Friday, January 23, 2009

Don't Feed the Time Machine

Most technology issues are very simple. It's all about the grinding noises. If you hear grinding noises because your hard drive is busy all the time, that's bad. SSDs = less grinding noises. Client/server = the grinding noises happen mostly in a server room, not your office. Cloud computing = the server room with all the grinding noises is even farther away, probably near a river with a waterfall to mask the noise even more.

OS X Leopard's Time Machine feature is great... with the exception of the frequent grinding noises. Wake up from a long sleep -- Time Machine does a backup, might as well go for a coffee break. Right around the time you want to check mail, listen to music, work on that critical document -- the hour between backups expires, more grinding noises that slow down the machine and kill your concentration. Something like Time Capsule, doing the backup to a wireless network drive, is really just a way to transfer the grinding noises to another room.

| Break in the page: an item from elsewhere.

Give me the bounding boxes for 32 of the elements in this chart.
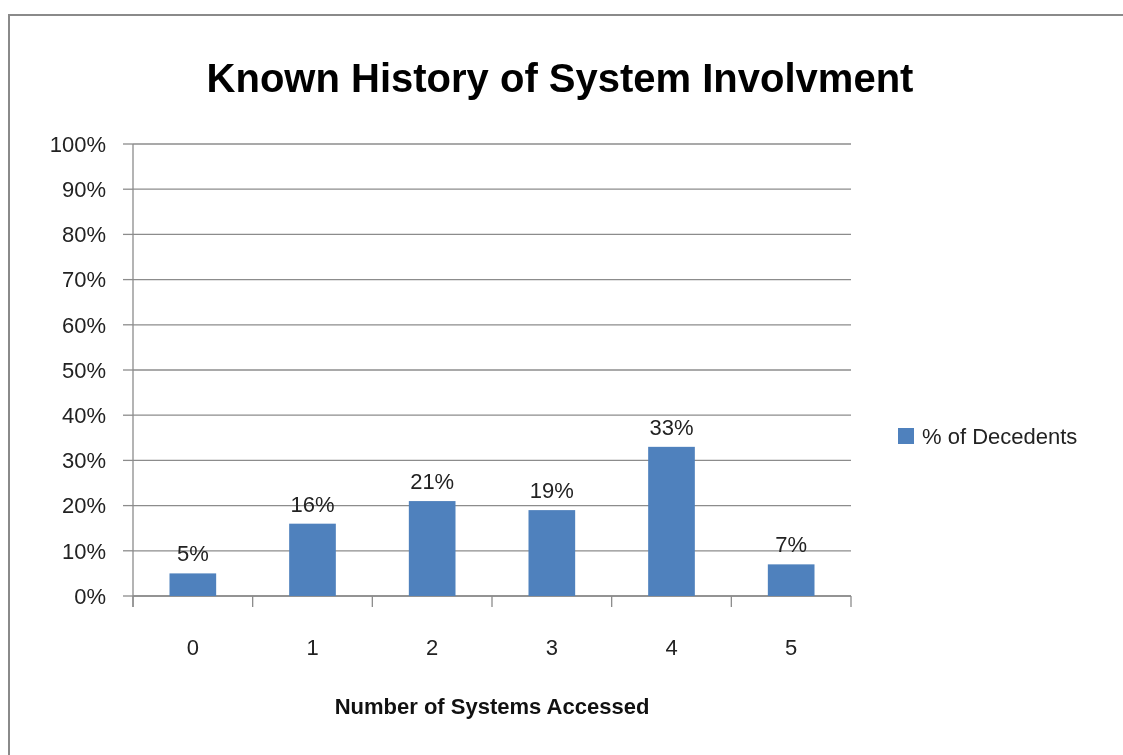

But if you just have a regular computer + hard drive setup with Time Machine, don't despair.

The first way to lessen the noise is to set Time Machine preferences to exclude folders with frequent activity, big files or lots of files, and unimportant data. Open System Preferences and go into the Time Machine pane, or pick "Open Time Machine Preferences" from the icon in the status bar at the top-right part of the screen. This preference pane has a little + icon where you can select folders. Making a selection means that folder, and everything underneath it, is left out of the Time Machine backups.

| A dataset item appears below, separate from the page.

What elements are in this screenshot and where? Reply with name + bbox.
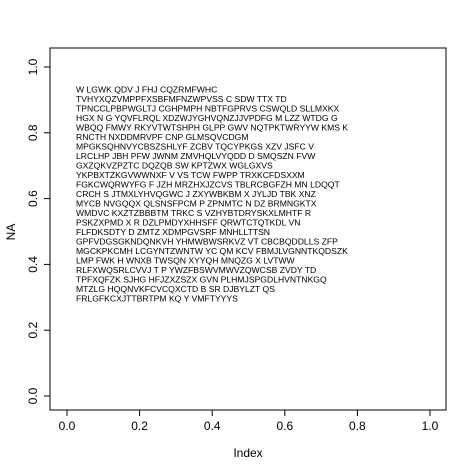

For example, I leave out my iTunes Music folder because I back up changes there on my own schedule. No point in spending time every hour backing up songs where I fixed a typo in the album name. I'll do a big backup once a month to take care of that. Similarly, I have a central download directory, but what I want to back up are the applications that I actually install, so I'll leave out the download directory with its original .dmg and .zip files. And if you do programming, you might want to exclude certain directories based on your style of work. If you keep everything up-to-date using CVS, you might exclude your source directories and just make sure the CVS repository is included in Time Machine. If you generate all kinds of binary files, PDF documents, or what have you over and over again, stash them all in destination directories that are excluded from Time Machine backups.

Another technique that achieves the same result is to put certain folders on another drive, and refer to them using symbolic links. (Just make sure that external drive is excluded from Time Machine backups, using the preferences pane as above.) In Terminal, you'll use a command like "ln -s /volumes/Other_Drive/Some_Folder /users/Me/Some_Folder". (Like with the 'cp' command, the first argument is the item that already exists, and the second is the new one you're creating.) You'll be able to do all the normal operations with the folder like it existed in your home directory, but Time Machine will know that it's really on the other hard drive, and will include/exclude it based on the preference settings for that drive. For example, I recently used this technique with a big "Podcasts" directory; I freed up the space on my internal drive, and took those files out of the Time Machine backups all in one step.

If after going through these exercises you still hear a lot of grinding every hour, you'll need to track down folders that applications are updating without your knowledge. Those files might not be worth backing up. The command (again, from Terminal) to run is:

find ~ -mmin -60

That will display a list of files that were updated within the last 60 minutes. On my system, this technique pointed out folders such as ~/Library/Caches, ~/Library/Cookies, and ~/Library/Safari that were being updated constantly based on normal web browsing activity. The information there is the kind of stuff I clear out periodically anyway to keep the browser running fast, and if I had a system crash it wouldn't be high on my list of things to recover, so it's back to Time Machine preferences for a few new items to exclude.